The Dance Epidemic - and other stories of the historical tambourine
Written by Jet Kye Chong, historical percussion specialist, composer and researcher, and guest artist for HIP Company concert, Let Us Dance.
13 April, 2021.
“Yeah, I’ve got a gig tonight.”
“Ah, you’re a musician? Cool, what are you playing?”
“Tambourine….”
“Uhh…”
“...influenced by traditional Italian regional styles and rhythmic practice of the late Renaissance into the Baroque.”
Despite me having killed more than one conversation this way, a historical lens on percussion opens a delightful world of music, culture and character for those with the curiosity and patience to explore. Unbeknownst to the layperson today, and even surprising to many musicians, the history of some humble Western percussion represents music as lived and breathed by the toiling European commoner and the royalty of the warring kings and sultans alike. Depending on who you were, the sound of the drums could represent dance or death.
Today I’ll tell but a tiny glimpse of the story of the Western tambourine.
The tambourine holds an ancient history, but its life in Renaissance Spain belonged largely to the working class. Historical writing refers to its use in accompanying frenzied and raunchy dances among the common folk - dances like the chacona and zarabanda, which later transformed into the elegant chaconne and sarabande of Bach and beyond. However at the time, such licentious behaviour was met with strong condemnation from the Church, and despite attempts to ban such dancing on the grounds of “irredeemably infectious lasciviousness”, the dance craze proved too viral to be contained.
The dances spread to Italy through touring theatre, and while the three-chord tunes were adopted in the hands of amateur guitarists, the little be-jingled drum found a new home. Writers composed the tambourine into poetry representing seductive romance, and the exaggerated depictions of dances with tambourines and castanets featured in the theatrical commedia dell’arte that toured France and Britain. There they caught the further attention of the increasingly wealthy, and before long, King Henry VIII had four tambourine players among his court musicians. Yet for all of the cathartic relief it gave to the common folk, the entertainment it gave to the middle class, and the income it gave to the King’s players, so little is known about the instrument and music itself. No instruments of the era survive today, and no music was notated for it at the time.

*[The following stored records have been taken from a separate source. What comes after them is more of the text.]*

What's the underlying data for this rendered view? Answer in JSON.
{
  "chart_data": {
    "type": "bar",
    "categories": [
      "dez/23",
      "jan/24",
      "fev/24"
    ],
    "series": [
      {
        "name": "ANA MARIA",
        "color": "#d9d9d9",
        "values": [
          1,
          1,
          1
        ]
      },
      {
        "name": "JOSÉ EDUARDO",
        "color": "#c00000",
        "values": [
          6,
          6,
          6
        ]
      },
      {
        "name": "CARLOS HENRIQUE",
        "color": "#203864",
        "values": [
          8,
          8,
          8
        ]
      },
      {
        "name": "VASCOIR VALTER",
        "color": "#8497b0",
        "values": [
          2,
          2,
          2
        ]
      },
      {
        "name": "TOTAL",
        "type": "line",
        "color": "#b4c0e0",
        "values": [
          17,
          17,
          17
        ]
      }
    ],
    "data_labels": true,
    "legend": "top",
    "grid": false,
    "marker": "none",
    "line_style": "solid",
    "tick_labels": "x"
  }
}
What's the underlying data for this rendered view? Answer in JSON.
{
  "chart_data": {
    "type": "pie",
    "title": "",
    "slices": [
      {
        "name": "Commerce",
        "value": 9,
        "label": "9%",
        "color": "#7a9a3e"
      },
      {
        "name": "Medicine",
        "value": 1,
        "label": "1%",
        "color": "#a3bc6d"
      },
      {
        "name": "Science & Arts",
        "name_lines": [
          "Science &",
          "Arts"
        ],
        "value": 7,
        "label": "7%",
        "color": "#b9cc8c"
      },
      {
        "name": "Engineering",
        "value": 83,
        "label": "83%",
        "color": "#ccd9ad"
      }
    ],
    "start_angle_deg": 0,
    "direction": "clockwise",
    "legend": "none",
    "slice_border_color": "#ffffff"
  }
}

Thankfully, we have only traced a section of one of its many lineages. In fact, traditional tambourine playing is still prevalent in Italian culture today, particularly in dances like the tarantella, the pizzica and the saltarello, where the vivacious and trance-like movements live on. Does this modern tradition faithfully replicate playing of the past? Definitely not - we can even trace the origins of some modern techniques to particular virtuosi. But many aspects of traditional Italian tambourine playing match visually with artwork depictions from the 15th and 16th centuries, concur with rhythmic sensibilities documented in dance treaties, and moreover, make perfect musical sense with dance music of the Renaissance and Baroque.
Piece by piece we reconstruct not “how the tambourine was played in the past” - for that we may never know - but rather “how the tambourine might have been played.” We study the old canvases and technologies - the skins, woods and metals - to build a tambourine as it may have sounded back then. We position our hands as painted by Angelico centuries ago and discover fluid movements we have never tried. We add the tambourine to the ensemble and there, in the music, we find a vibrant and tantalizing new character waiting for us.
Let us dance.
About Jet:
Jet Kye Chong is a Perth-based composer, percussionist and researcher, whose music has been performed throughout Australia, Asia, Canada and the USA. Chong won the 2018 Ransom Prize in orchestral composition, and the 2018 Scarlet’s Fund award for his string quartet Umbral Orbits. He has been selected for collaborative programs with the West Australian Symphony Orchestra, Flinders Quartet (VIC), and the Australian Youth Orchestra, plus a composition residency at All That We Are (TAS).
As a percussionist, Chong has performed with Nigel Westlake, Joseph Tawadros and Lior, and abroad with Jan Lisiecki (Canada/Poland), Aiyun Huang (Canada) and Emmanuel Séjourné (France). He held the Principal Percussion position in the 2019 Australian Youth Orchestra International Tour (Europe/China), and the Momentum Chamber Ensemble performances across the country. He has recorded with the Australian Baroque, and been heard on ABC Classic. Chong won the 2017 Malaysia Percussion Festival Performance Prize with his own work Rev 3, and is a two-time winner of the People’s Choice Award for the Vose Memorial Concerto Prize.
One may also find Chong performing at events and festivals around the state with Taiko On (Perth’s leading Japanese drumming group) or as bodhran player in his Irish band The Fiddlesticks.